The oxidizer tank may comprise the lower portion of a tank consisting of a single tube (stacked tanks; recommended) or a larger-diameter outer tube concentric to the inner tank tube (concentric tanks), with its outlet on the aft bulkhead. The oxidizer tank shall always have a static pressure vent drawing fluid from the forward end of the oxidizer tank. The static vent may be either a hole drilled directly in the side of the oxidizer tank or a hole drilled in a fitting that is stood off from the oxidizer tank. Siphon tubes may be used to locate the static vent in a position aft of the oxidizer tank. The internal fluid path from oxidizer tank to static vent shall never be impeded by valves, seals, or other obstructions.
The fuel tank may comprise of the upper portion of a tank consisting of a single tube, with its outlet on the forward bulkhead such that fuel is expelled by upwards motion of the propellant piston (stacked tanks; recommended) or a smaller-diameter inner tube concentric to the outer tank tube, with its outlet on the aft bulkhead such that fuel is expelled by downward motion of the propellant piston (concentric tanks).
The fuel and oxidizer shall be separated by a piston, which is free to slide inside the tank in order to expel the fuel using the pressure applied by the oxidizer vapor.

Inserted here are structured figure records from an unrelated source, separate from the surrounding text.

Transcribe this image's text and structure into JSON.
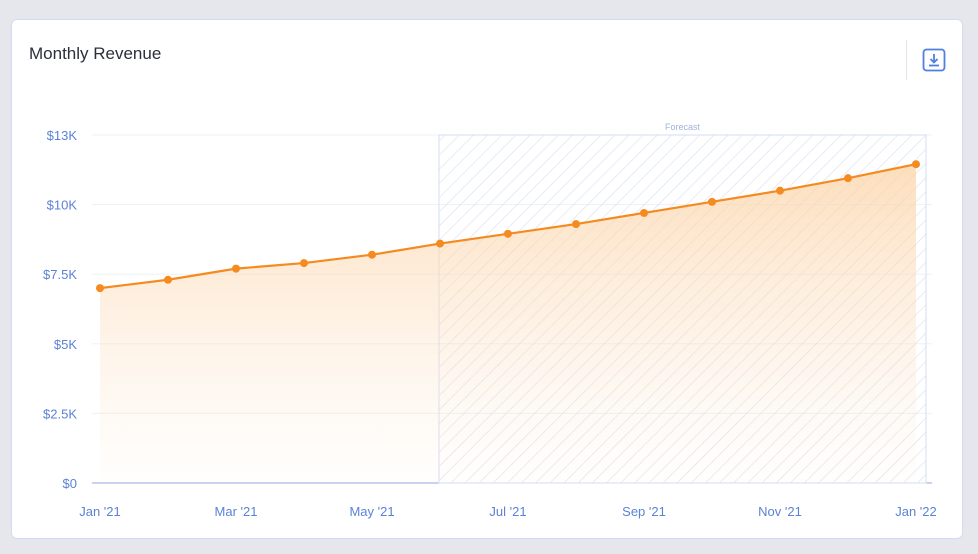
{
  "card": {
    "title": "Monthly Revenue",
    "download_icon": "download-icon"
  },
  "colors": {
    "line": "#f58a1f",
    "axis_text": "#5b82d6",
    "grid": "#eef1f6",
    "forecast_hatch": "#d5def0"
  },
  "chart_data": {
    "type": "area",
    "title": "Monthly Revenue",
    "x": [
      "Jan '21",
      "Feb '21",
      "Mar '21",
      "Apr '21",
      "May '21",
      "Jun '21",
      "Jul '21",
      "Aug '21",
      "Sep '21",
      "Oct '21",
      "Nov '21",
      "Dec '21",
      "Jan '22"
    ],
    "x_tick_labels": [
      "Jan '21",
      "Mar '21",
      "May '21",
      "Jul '21",
      "Sep '21",
      "Nov '21",
      "Jan '22"
    ],
    "values": [
      7000,
      7300,
      7700,
      7900,
      8200,
      8600,
      8950,
      9300,
      9700,
      10100,
      10500,
      10950,
      11450
    ],
    "y_ticks": [
      {
        "value": 0,
        "label": "$0"
      },
      {
        "value": 2500,
        "label": "$2.5K"
      },
      {
        "value": 5000,
        "label": "$5K"
      },
      {
        "value": 7500,
        "label": "$7.5K"
      },
      {
        "value": 10000,
        "label": "$10K"
      },
      {
        "value": 12500,
        "label": "$13K"
      }
    ],
    "ylim": [
      0,
      12500
    ],
    "forecast": {
      "label": "Forecast",
      "start": "Jun '21",
      "end": "Jan '22"
    },
    "grid": true,
    "legend": "none"
  }
}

The length of the piston shall be not less than one half of the inner diameter of the tube, and shall include a minimum of two elastomer seals between the fuel and oxidizer. Pistons may use O-rings (recommended) or other types of seals such as U cups, X-rings, square rings, T-rings, or similar. If directional pressure-assisted seals such as U-cups are used, they shall be oriented in opposite directions, such that each seal is assisted by the pressure of the propellant on the side of the piston to which it is closest. Non-elastomer seals including PTFE O-rings, PTFE spring-energized seals, metallic seals, or braided packing seals shall not be used on propellant pistons.
The oxidizer tank shall include a minimum of 5% ullage volume in case of sudden, rapid heating. Ullage may be formed in a stacked tank either by a set distance between the level of the static vent (or siphon tube) and the oxidizer side of the piston or by a hollowed-out pocket in the piston. Ullage may be formed in a concentric tank by any arrangement that forms a cavity which liquid cannot rise to during fill.